Enabling the growth of smart manufacturing will require technologies that cover nearly all disciplines of science, engineering, and social sciences, the report says. DoE and other Federal agencies should fund programs and consortia to work at the intersections of these fields.
It identifies six interdisciplinary technologies that are in high demand and recommends associated funding opportunities:
- Human-machine co-piloting;
- AI and ML;
- Digital twins; and
- Uncertainty quantification.
The report also says DoE’s smart manufacturing plan should support the creation of a “cyber interstate” to serve as a conduit connecting the wider smart manufacturing community ― including U.S. government agencies, companies, academia, and other stakeholders ― allowing it to securely share data in real-time and at scale. Facilitating this would require the adoption of some new business structures and cybersecurity practices, to allow companies to take advantage of being networked and interconnected while mitigating cyber risks, the organization wrote.

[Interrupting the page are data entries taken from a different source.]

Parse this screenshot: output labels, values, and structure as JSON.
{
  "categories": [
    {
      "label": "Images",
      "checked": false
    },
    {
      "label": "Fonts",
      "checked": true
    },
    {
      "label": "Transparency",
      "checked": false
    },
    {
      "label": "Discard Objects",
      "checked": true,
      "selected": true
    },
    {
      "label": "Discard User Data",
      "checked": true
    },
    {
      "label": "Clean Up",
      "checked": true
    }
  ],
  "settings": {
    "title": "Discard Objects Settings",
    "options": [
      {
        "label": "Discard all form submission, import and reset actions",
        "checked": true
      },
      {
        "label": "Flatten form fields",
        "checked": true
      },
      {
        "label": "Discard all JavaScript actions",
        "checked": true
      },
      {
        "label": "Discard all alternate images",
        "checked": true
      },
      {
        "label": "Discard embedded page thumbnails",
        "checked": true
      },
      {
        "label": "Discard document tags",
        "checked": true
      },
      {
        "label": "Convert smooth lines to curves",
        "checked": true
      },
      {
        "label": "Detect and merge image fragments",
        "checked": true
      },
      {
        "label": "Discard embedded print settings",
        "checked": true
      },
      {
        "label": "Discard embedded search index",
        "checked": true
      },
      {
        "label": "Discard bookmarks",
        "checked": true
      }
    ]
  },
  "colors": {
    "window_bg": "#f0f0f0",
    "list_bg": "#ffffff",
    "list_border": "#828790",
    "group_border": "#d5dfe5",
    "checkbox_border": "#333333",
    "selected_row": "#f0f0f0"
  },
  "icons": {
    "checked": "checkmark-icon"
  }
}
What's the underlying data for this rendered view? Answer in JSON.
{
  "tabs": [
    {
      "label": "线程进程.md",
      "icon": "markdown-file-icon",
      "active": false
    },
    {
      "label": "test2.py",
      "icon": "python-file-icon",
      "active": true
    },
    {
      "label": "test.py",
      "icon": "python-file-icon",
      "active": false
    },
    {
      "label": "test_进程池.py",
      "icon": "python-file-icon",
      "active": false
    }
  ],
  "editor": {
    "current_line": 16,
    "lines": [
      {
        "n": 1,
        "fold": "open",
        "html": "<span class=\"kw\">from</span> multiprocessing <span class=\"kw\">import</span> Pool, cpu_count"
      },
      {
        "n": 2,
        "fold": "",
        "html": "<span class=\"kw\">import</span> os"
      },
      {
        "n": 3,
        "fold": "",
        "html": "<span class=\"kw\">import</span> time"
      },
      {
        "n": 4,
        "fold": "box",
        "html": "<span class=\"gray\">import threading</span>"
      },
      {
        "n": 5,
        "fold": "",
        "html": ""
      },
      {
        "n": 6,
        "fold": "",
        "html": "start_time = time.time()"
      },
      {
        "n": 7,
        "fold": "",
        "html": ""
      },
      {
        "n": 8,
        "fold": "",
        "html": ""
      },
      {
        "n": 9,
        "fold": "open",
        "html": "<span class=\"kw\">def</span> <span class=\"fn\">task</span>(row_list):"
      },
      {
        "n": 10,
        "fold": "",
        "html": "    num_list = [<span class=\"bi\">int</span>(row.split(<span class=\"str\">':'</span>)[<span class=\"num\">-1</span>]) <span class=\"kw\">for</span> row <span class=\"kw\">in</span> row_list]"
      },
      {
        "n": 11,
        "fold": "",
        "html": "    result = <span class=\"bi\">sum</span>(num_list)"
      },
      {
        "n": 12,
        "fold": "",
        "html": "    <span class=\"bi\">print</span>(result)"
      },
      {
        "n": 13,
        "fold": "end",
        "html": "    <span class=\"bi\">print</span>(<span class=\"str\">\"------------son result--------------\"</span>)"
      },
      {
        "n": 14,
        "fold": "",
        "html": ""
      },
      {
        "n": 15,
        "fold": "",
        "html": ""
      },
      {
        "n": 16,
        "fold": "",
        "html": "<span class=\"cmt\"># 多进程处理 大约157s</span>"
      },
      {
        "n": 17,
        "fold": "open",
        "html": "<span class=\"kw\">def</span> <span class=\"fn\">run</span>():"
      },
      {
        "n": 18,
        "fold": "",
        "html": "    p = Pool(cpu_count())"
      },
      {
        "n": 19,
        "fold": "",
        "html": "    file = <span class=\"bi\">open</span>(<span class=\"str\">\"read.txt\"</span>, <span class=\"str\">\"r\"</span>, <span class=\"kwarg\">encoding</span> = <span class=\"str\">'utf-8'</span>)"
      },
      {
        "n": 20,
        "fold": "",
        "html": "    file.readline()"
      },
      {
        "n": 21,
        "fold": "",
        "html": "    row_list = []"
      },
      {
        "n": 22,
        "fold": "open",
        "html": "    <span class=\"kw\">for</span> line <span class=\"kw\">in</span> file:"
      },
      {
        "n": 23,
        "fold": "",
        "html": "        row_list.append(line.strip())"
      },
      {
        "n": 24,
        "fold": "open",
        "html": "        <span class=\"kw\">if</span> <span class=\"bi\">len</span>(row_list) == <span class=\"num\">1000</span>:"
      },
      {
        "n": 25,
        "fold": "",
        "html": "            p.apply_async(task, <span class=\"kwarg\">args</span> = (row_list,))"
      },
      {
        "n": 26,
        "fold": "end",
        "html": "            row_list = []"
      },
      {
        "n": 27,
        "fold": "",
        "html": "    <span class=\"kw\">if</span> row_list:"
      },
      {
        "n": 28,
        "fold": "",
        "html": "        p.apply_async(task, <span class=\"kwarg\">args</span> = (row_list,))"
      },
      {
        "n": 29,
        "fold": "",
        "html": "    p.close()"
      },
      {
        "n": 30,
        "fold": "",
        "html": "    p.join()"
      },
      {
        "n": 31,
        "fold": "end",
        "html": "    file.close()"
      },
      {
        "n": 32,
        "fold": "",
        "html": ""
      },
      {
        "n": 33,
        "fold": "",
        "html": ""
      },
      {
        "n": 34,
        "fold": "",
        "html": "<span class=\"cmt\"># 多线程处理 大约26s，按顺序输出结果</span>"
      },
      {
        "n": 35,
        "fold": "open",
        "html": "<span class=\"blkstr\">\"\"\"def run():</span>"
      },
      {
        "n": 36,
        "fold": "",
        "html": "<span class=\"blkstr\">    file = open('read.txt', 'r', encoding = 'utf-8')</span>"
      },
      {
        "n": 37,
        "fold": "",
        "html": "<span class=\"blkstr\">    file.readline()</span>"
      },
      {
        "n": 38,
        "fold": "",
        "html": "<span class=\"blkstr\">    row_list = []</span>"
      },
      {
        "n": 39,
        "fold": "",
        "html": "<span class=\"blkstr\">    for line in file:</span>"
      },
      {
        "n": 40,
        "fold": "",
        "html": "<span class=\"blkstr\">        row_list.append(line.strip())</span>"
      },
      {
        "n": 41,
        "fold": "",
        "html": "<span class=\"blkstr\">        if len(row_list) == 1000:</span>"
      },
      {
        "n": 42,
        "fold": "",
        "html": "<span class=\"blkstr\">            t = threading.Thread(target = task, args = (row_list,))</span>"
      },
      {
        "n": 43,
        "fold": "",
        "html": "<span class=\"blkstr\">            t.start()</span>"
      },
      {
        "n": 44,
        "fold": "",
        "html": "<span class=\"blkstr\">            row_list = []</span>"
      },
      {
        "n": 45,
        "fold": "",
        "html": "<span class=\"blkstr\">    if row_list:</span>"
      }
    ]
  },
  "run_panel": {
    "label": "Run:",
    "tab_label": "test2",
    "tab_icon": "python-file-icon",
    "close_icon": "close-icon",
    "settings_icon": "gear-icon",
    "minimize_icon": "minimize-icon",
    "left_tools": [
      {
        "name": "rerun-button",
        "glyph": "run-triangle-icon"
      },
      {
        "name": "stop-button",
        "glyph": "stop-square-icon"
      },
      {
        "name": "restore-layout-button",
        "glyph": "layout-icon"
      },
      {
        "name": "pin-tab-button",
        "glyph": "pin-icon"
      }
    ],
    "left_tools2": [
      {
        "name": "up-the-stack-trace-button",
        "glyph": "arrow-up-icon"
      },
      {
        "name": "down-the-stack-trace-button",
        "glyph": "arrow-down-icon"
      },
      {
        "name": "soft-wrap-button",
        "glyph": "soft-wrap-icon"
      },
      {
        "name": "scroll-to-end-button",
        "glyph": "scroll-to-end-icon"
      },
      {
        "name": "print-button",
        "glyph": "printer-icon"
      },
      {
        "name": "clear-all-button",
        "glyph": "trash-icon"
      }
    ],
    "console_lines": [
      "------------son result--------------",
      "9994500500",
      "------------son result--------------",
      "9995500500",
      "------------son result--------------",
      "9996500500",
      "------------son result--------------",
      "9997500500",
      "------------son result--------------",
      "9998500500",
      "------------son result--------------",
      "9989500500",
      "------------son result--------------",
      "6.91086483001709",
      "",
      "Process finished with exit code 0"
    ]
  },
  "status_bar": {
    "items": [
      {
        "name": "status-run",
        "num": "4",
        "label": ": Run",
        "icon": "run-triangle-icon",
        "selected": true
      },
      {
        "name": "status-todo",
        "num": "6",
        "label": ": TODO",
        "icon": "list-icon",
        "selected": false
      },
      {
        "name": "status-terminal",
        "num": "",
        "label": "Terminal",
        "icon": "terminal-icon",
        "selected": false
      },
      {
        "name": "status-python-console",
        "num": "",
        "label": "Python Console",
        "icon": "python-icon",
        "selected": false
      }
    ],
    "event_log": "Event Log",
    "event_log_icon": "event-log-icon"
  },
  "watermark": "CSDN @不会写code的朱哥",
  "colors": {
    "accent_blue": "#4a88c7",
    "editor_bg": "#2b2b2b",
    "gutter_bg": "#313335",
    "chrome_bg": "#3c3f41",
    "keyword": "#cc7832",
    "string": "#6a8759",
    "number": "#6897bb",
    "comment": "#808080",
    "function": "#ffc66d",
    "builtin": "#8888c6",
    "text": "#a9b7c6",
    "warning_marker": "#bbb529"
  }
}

The report also recommends that a national smart manufacturing plan should amplify the efforts of existing workforce development systems and begin additional education-focused initiatives.
“Ensuring that the country’s manufacturing workforce stays relevant, innovative, and adaptable to changing technology and economic landscapes will require providing consistent, scalable, and efficient workforce training and education resources,” the report reads. “An effective initiative could take the form of an independent nongovernment institute or organization, such as a smart manufacturing education and training academy.”